The Guide was most recently published in March of  2016 in Volume 35, Issue 1, of the Legal Reference Services Quarterly.  It covers all types of  primary sources of law and secondary legal literature, including international agreements, state gazettes, law journals, textbooks, and monographs.  Additionally, it filled a gap in the literature: it contains an extensive bibliography of secondary literature in English on Mexican law and legal research, which is not found in other research guides or treatises on Mexican law and legal research. Since its publication, it has received approximately 500 views (on the Taylor & Francis platform that hosts Legal Reference Services Quarterly) and over 200 SSRN downloads.  

The Guide is a significant contribution to our field in terms of its content, but it is also a fantastic example of the quality of work we can achieve when we collaborate with each other for the benefit of our profession.  Congratulations to all!
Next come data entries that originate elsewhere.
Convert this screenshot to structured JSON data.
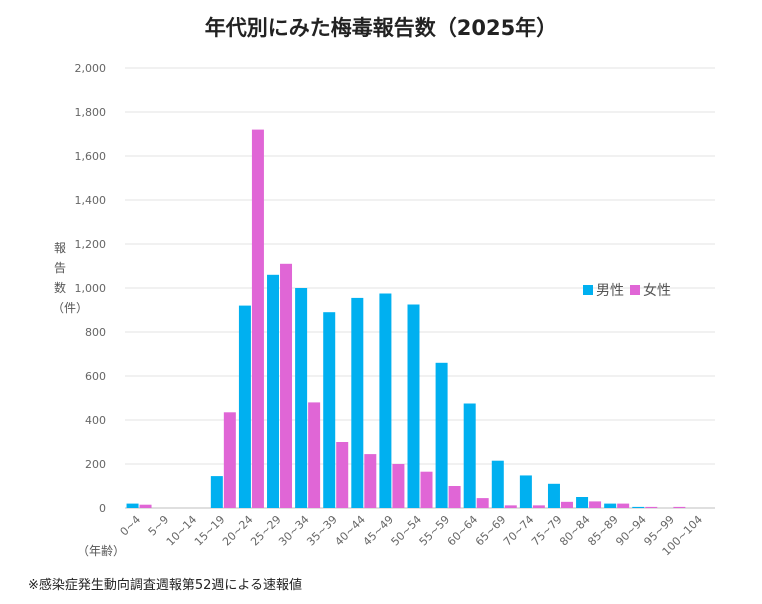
{
  "chart_data": {
    "type": "bar",
    "title": "年代別にみた梅毒報告数（2025年）",
    "ylabel": "報告数（件）",
    "xlabel": "（年齢）",
    "ylim": [
      0,
      2000
    ],
    "yticks": [
      "2,000",
      "1,800",
      "1,600",
      "1,400",
      "1,200",
      "1,000",
      "800",
      "600",
      "400",
      "200",
      "0"
    ],
    "categories": [
      "0~4",
      "5~9",
      "10~14",
      "15~19",
      "20~24",
      "25~29",
      "30~34",
      "35~39",
      "40~44",
      "45~49",
      "50~54",
      "55~59",
      "60~64",
      "65~69",
      "70~74",
      "75~79",
      "80~84",
      "85~89",
      "90~94",
      "95~99",
      "100~104"
    ],
    "series": [
      {
        "name": "男性",
        "color": "#00b0f0",
        "values": [
          20,
          0,
          0,
          145,
          920,
          1060,
          1000,
          890,
          955,
          975,
          925,
          660,
          475,
          215,
          148,
          110,
          50,
          20,
          5,
          0,
          0
        ]
      },
      {
        "name": "女性",
        "color": "#e066d6",
        "values": [
          15,
          0,
          0,
          435,
          1720,
          1110,
          480,
          300,
          245,
          200,
          165,
          100,
          45,
          12,
          12,
          28,
          30,
          20,
          5,
          5,
          0
        ]
      }
    ],
    "grid": true,
    "legend_position": "right"
  },
  "footnote": "※感染症発生動向調査週報第52週による速報値"
}
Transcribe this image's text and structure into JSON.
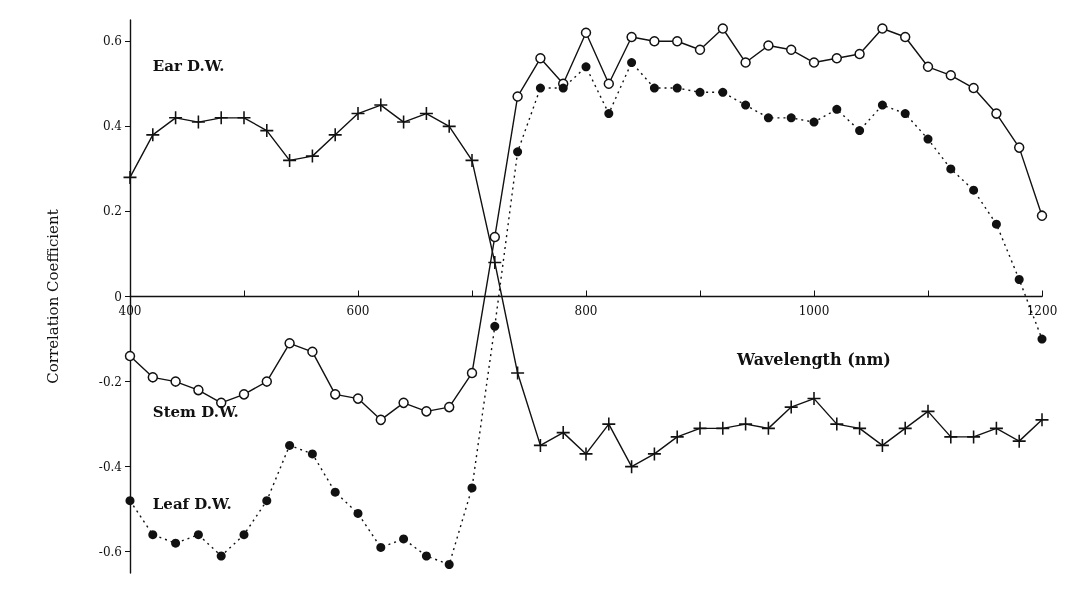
{
  "chart_data": {
    "type": "line",
    "xlabel": "Wavelength (nm)",
    "ylabel": "Correlation Coefficient",
    "x": [
      400,
      420,
      440,
      460,
      480,
      500,
      520,
      540,
      560,
      580,
      600,
      620,
      640,
      660,
      680,
      700,
      720,
      740,
      760,
      780,
      800,
      820,
      840,
      860,
      880,
      900,
      920,
      940,
      960,
      980,
      1000,
      1020,
      1040,
      1060,
      1080,
      1100,
      1120,
      1140,
      1160,
      1180,
      1200
    ],
    "series": [
      {
        "name": "Ear D.W.",
        "color": "#111111",
        "marker": "cross",
        "line_style": "solid",
        "values": [
          0.28,
          0.38,
          0.42,
          0.41,
          0.42,
          0.42,
          0.39,
          0.32,
          0.33,
          0.38,
          0.43,
          0.45,
          0.41,
          0.43,
          0.4,
          0.32,
          0.08,
          -0.18,
          -0.35,
          -0.32,
          -0.37,
          -0.3,
          -0.4,
          -0.37,
          -0.33,
          -0.31,
          -0.31,
          -0.3,
          -0.31,
          -0.26,
          -0.24,
          -0.3,
          -0.31,
          -0.35,
          -0.31,
          -0.27,
          -0.33,
          -0.33,
          -0.31,
          -0.34,
          -0.29
        ]
      },
      {
        "name": "Stem D.W.",
        "color": "#111111",
        "marker": "circle",
        "line_style": "solid",
        "values": [
          -0.14,
          -0.19,
          -0.2,
          -0.22,
          -0.25,
          -0.23,
          -0.2,
          -0.11,
          -0.13,
          -0.23,
          -0.24,
          -0.29,
          -0.25,
          -0.27,
          -0.26,
          -0.18,
          0.14,
          0.47,
          0.56,
          0.5,
          0.62,
          0.5,
          0.61,
          0.6,
          0.6,
          0.58,
          0.63,
          0.55,
          0.59,
          0.58,
          0.55,
          0.56,
          0.57,
          0.63,
          0.61,
          0.54,
          0.52,
          0.49,
          0.43,
          0.35,
          0.19
        ]
      },
      {
        "name": "Leaf D.W.",
        "color": "#111111",
        "marker": "filled_circle",
        "line_style": "dotted",
        "values": [
          -0.48,
          -0.56,
          -0.58,
          -0.56,
          -0.61,
          -0.56,
          -0.48,
          -0.35,
          -0.37,
          -0.46,
          -0.51,
          -0.59,
          -0.57,
          -0.61,
          -0.63,
          -0.45,
          -0.07,
          0.34,
          0.49,
          0.49,
          0.54,
          0.43,
          0.55,
          0.49,
          0.49,
          0.48,
          0.48,
          0.45,
          0.42,
          0.42,
          0.41,
          0.44,
          0.39,
          0.45,
          0.43,
          0.37,
          0.3,
          0.25,
          0.17,
          0.04,
          -0.1
        ]
      }
    ],
    "xlim": [
      400,
      1200
    ],
    "xticks": [
      400,
      {
        "value": 500,
        "label": null
      },
      600,
      {
        "value": 700,
        "label": null
      },
      800,
      {
        "value": 900,
        "label": null
      },
      1000,
      {
        "value": 1100,
        "label": null
      },
      1200
    ],
    "ylim": [
      -0.65,
      0.65
    ],
    "yticks": [
      -0.6,
      -0.4,
      -0.2,
      0,
      0.2,
      0.4,
      0.6
    ],
    "grid": false,
    "legend": false
  }
}
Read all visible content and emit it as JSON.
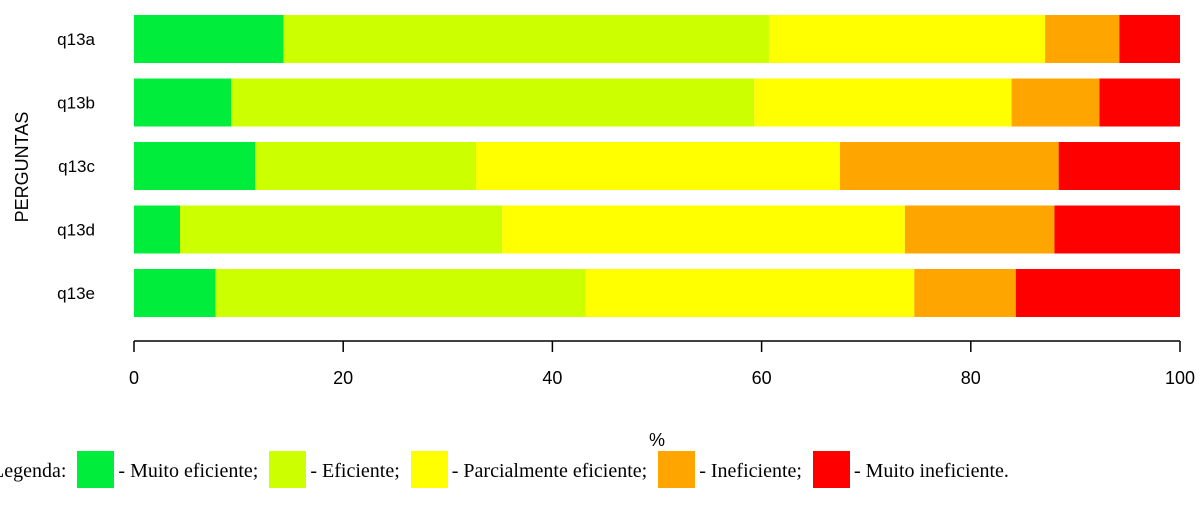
{
  "chart_data": {
    "type": "bar",
    "orientation": "horizontal",
    "stacked": true,
    "categories": [
      "q13a",
      "q13b",
      "q13c",
      "q13d",
      "q13e"
    ],
    "series": [
      {
        "name": "Muito eficiente",
        "color": "#00ee3b",
        "values": [
          14.3,
          9.3,
          11.6,
          4.4,
          7.8
        ]
      },
      {
        "name": "Eficiente",
        "color": "#ccff00",
        "values": [
          46.4,
          50.0,
          21.1,
          30.8,
          35.4
        ]
      },
      {
        "name": "Parcialmente eficiente",
        "color": "#ffff00",
        "values": [
          26.4,
          24.6,
          34.8,
          38.5,
          31.4
        ]
      },
      {
        "name": "Ineficiente",
        "color": "#ffa500",
        "values": [
          7.1,
          8.4,
          20.9,
          14.3,
          9.7
        ]
      },
      {
        "name": "Muito ineficiente",
        "color": "#ff0000",
        "values": [
          5.8,
          7.7,
          11.6,
          12.0,
          15.7
        ]
      }
    ],
    "xlabel": "%",
    "ylabel": "PERGUNTAS",
    "xlim": [
      0,
      100
    ],
    "xticks": [
      0,
      20,
      40,
      60,
      80,
      100
    ],
    "grid": false,
    "legend_position": "bottom"
  },
  "legend": {
    "prefix": "Legenda:",
    "items": [
      {
        "text": "- Muito eficiente;",
        "color": "#00ee3b"
      },
      {
        "text": "- Eficiente;",
        "color": "#ccff00"
      },
      {
        "text": "- Parcialmente eficiente;",
        "color": "#ffff00"
      },
      {
        "text": "- Ineficiente;",
        "color": "#ffa500"
      },
      {
        "text": "- Muito ineficiente.",
        "color": "#ff0000"
      }
    ]
  }
}
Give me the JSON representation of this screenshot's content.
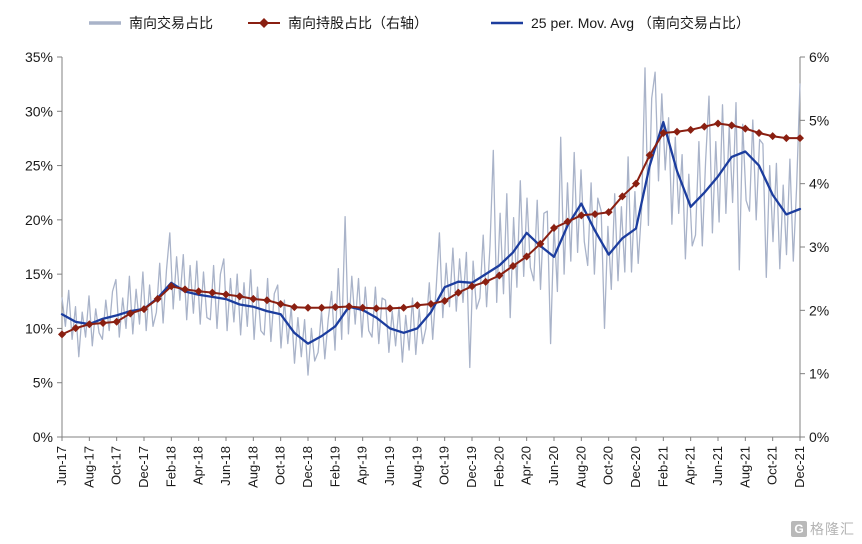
{
  "legend": [
    {
      "label": "南向交易占比",
      "color": "#a9b3c9"
    },
    {
      "label": "南向持股占比（右轴）",
      "color": "#8a1f11"
    },
    {
      "label": "25 per. Mov. Avg （南向交易占比）",
      "color": "#1c3d9e"
    }
  ],
  "watermark": {
    "icon_letter": "G",
    "text": "格隆汇"
  },
  "chart_data": {
    "type": "line",
    "title": "",
    "axis_color": "#808080",
    "text_color": "#1a1a1a",
    "x_tick_step": 2,
    "left_axis": {
      "min": 0,
      "max": 35,
      "step": 5,
      "format": "percent"
    },
    "right_axis": {
      "min": 0,
      "max": 6,
      "step": 1,
      "format": "percent"
    },
    "months": [
      "Jun-17",
      "Jul-17",
      "Aug-17",
      "Sep-17",
      "Oct-17",
      "Nov-17",
      "Dec-17",
      "Jan-18",
      "Feb-18",
      "Mar-18",
      "Apr-18",
      "May-18",
      "Jun-18",
      "Jul-18",
      "Aug-18",
      "Sep-18",
      "Oct-18",
      "Nov-18",
      "Dec-18",
      "Jan-19",
      "Feb-19",
      "Mar-19",
      "Apr-19",
      "May-19",
      "Jun-19",
      "Jul-19",
      "Aug-19",
      "Sep-19",
      "Oct-19",
      "Nov-19",
      "Dec-19",
      "Jan-20",
      "Feb-20",
      "Mar-20",
      "Apr-20",
      "May-20",
      "Jun-20",
      "Jul-20",
      "Aug-20",
      "Sep-20",
      "Oct-20",
      "Nov-20",
      "Dec-20",
      "Jan-21",
      "Feb-21",
      "Mar-21",
      "Apr-21",
      "May-21",
      "Jun-21",
      "Jul-21",
      "Aug-21",
      "Sep-21",
      "Oct-21",
      "Nov-21",
      "Dec-21"
    ],
    "x_tick_labels": [
      "Jun-17",
      "Aug-17",
      "Oct-17",
      "Dec-17",
      "Feb-18",
      "Apr-18",
      "Jun-18",
      "Aug-18",
      "Oct-18",
      "Dec-18",
      "Feb-19",
      "Apr-19",
      "Jun-19",
      "Aug-19",
      "Oct-19",
      "Dec-19",
      "Feb-20",
      "Apr-20",
      "Jun-20",
      "Aug-20",
      "Oct-20",
      "Dec-20",
      "Feb-21",
      "Apr-21",
      "Jun-21",
      "Aug-21",
      "Oct-21",
      "Dec-21"
    ],
    "series": [
      {
        "name": "南向交易占比",
        "axis": "left",
        "color": "#a9b3c9",
        "width": 1.3,
        "unit": "weekly_pct",
        "values": [
          12.8,
          10.2,
          13.5,
          9.0,
          12.0,
          7.4,
          11.5,
          9.2,
          13.0,
          8.4,
          11.8,
          9.6,
          9.0,
          12.6,
          9.8,
          13.4,
          14.5,
          9.2,
          12.8,
          10.0,
          14.8,
          9.5,
          13.6,
          10.4,
          15.2,
          9.8,
          14.0,
          10.2,
          11.5,
          16.0,
          10.5,
          15.4,
          18.8,
          11.8,
          16.6,
          12.6,
          16.8,
          10.8,
          15.8,
          11.4,
          16.2,
          10.4,
          15.2,
          11.0,
          10.8,
          15.8,
          10.0,
          15.0,
          16.4,
          9.8,
          14.6,
          10.6,
          15.0,
          9.4,
          14.2,
          10.2,
          15.4,
          9.0,
          13.8,
          9.8,
          9.4,
          14.6,
          8.8,
          13.2,
          14.0,
          8.2,
          12.6,
          8.6,
          12.0,
          6.8,
          11.0,
          7.4,
          10.8,
          5.7,
          10.0,
          7.0,
          7.8,
          11.6,
          7.2,
          10.8,
          13.4,
          8.0,
          15.5,
          9.0,
          20.3,
          9.5,
          14.8,
          10.4,
          14.6,
          9.2,
          13.8,
          9.8,
          9.2,
          13.8,
          8.6,
          12.8,
          12.6,
          7.8,
          11.6,
          8.4,
          12.0,
          6.9,
          11.2,
          8.0,
          12.8,
          7.6,
          11.8,
          8.6,
          10.0,
          14.2,
          9.0,
          13.6,
          18.8,
          11.0,
          16.0,
          12.0,
          17.4,
          11.6,
          16.4,
          12.4,
          17.0,
          6.4,
          16.2,
          11.8,
          12.8,
          18.6,
          12.0,
          17.6,
          26.4,
          12.4,
          20.6,
          13.2,
          22.4,
          11.0,
          20.2,
          13.8,
          23.6,
          14.8,
          22.0,
          15.6,
          14.4,
          21.8,
          13.6,
          20.6,
          20.8,
          8.6,
          19.6,
          13.4,
          27.6,
          15.0,
          23.4,
          16.2,
          26.2,
          17.0,
          24.6,
          18.0,
          15.8,
          23.4,
          15.0,
          22.0,
          20.8,
          10.0,
          19.4,
          13.6,
          22.4,
          14.4,
          21.2,
          15.2,
          25.8,
          15.2,
          22.6,
          16.0,
          21.0,
          34.0,
          19.5,
          31.2,
          33.6,
          23.6,
          31.6,
          24.6,
          29.4,
          19.6,
          27.6,
          20.6,
          26.0,
          16.4,
          24.2,
          17.6,
          18.6,
          27.2,
          17.6,
          25.4,
          31.4,
          18.8,
          27.2,
          19.8,
          30.6,
          20.6,
          28.6,
          21.6,
          30.8,
          15.4,
          28.8,
          21.8,
          20.8,
          29.2,
          20.0,
          27.4,
          27.0,
          14.7,
          25.0,
          18.0,
          25.2,
          15.5,
          23.2,
          16.8,
          25.6,
          16.2,
          23.0,
          32.5
        ]
      },
      {
        "name": "25 per. Mov. Avg （南向交易占比）",
        "axis": "left",
        "color": "#1c3d9e",
        "width": 2.3,
        "unit": "monthly_pct",
        "values": [
          11.3,
          10.6,
          10.4,
          10.9,
          11.2,
          11.6,
          11.8,
          12.8,
          14.2,
          13.4,
          13.1,
          12.9,
          12.7,
          12.2,
          12.0,
          11.6,
          11.3,
          9.6,
          8.6,
          9.3,
          10.2,
          12.0,
          11.7,
          11.0,
          10.0,
          9.6,
          10.0,
          11.5,
          13.8,
          14.3,
          14.2,
          15.0,
          15.8,
          17.0,
          18.8,
          17.6,
          16.6,
          19.5,
          21.5,
          19.0,
          16.8,
          18.3,
          19.2,
          25.0,
          29.0,
          24.5,
          21.2,
          22.5,
          24.0,
          25.8,
          26.3,
          25.0,
          22.3,
          20.5,
          21.0
        ]
      },
      {
        "name": "南向持股占比（右轴）",
        "axis": "right",
        "color": "#8a1f11",
        "width": 2,
        "marker": "diamond",
        "unit": "monthly_pct",
        "values": [
          1.62,
          1.72,
          1.78,
          1.8,
          1.82,
          1.95,
          2.02,
          2.18,
          2.38,
          2.33,
          2.3,
          2.28,
          2.25,
          2.22,
          2.18,
          2.16,
          2.1,
          2.05,
          2.04,
          2.04,
          2.05,
          2.06,
          2.04,
          2.03,
          2.03,
          2.04,
          2.08,
          2.1,
          2.15,
          2.28,
          2.38,
          2.45,
          2.55,
          2.7,
          2.85,
          3.05,
          3.3,
          3.4,
          3.5,
          3.52,
          3.55,
          3.8,
          4.0,
          4.45,
          4.8,
          4.82,
          4.85,
          4.9,
          4.95,
          4.92,
          4.87,
          4.8,
          4.75,
          4.72,
          4.72
        ]
      }
    ]
  }
}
Introducing…Jonathan Pratter as the March 2017 FCIL Librarian of the Month


1. Where did you grow up?

Bloomington, Indiana, where I got into more than my fair share of trouble.

2. Why did you select law librarianship as a career?

After five years as a public defender, I got tired of seeing my clients go to jail.  I knew it was time for a change.

3. When did  you develop an interest in foreign, comparative, and international law?

I suggested the possibility to Roy Mersky, the director here at Texas after the retirement of my predecessor, Guido Olivera.  Mersky snapped up the idea and sent me to train with Tom Reynolds at Berkeley.  From then on, I was hooked.

4. Who is your current employer? How long have you worked there?

The University of Texas, Tarlton Law Library.  I hesitate to say that I have been at my post since 1985.  I’m just now hitting my stride.

5. Do you speak any foreign languages?

I can honestly say that I can speak Spanish and French.  I read German, and with a good grammar reference and a big dictionary, can write it, too.  In light of all the effort I put in to achieve just that much, I’m suspicious of claims sometimes made of fluency in six languages or something absurd like that.

6. What is your most significant professional achievement?

Receiving the recognition of my peers, which in several respects I don’t deserve – FCIL librarianship is quintessentially a collaborative project.

7. What is your biggest food weakness?

Authentic tapas and Valor chocolate, both from Spain, of course.

8. What song makes you want to get up and sing/dance?

Just about anything by Ray Charles.

9. What ability or skill do you most wish you had (that you don’t have already)?

Musical talent (see 8 above).

10. Aside from the basic necessities, what is one thing you cannot go a day without?

Reading a good book and NPR (I know, that’s two).

11. Anything else you would like to share with us?

I look forward to seeing readers of DipLawMatic Dialogues in Austin for the AALL annual meeting.  FYI, I know where the good BBQ is, and it’s not Franklin’s.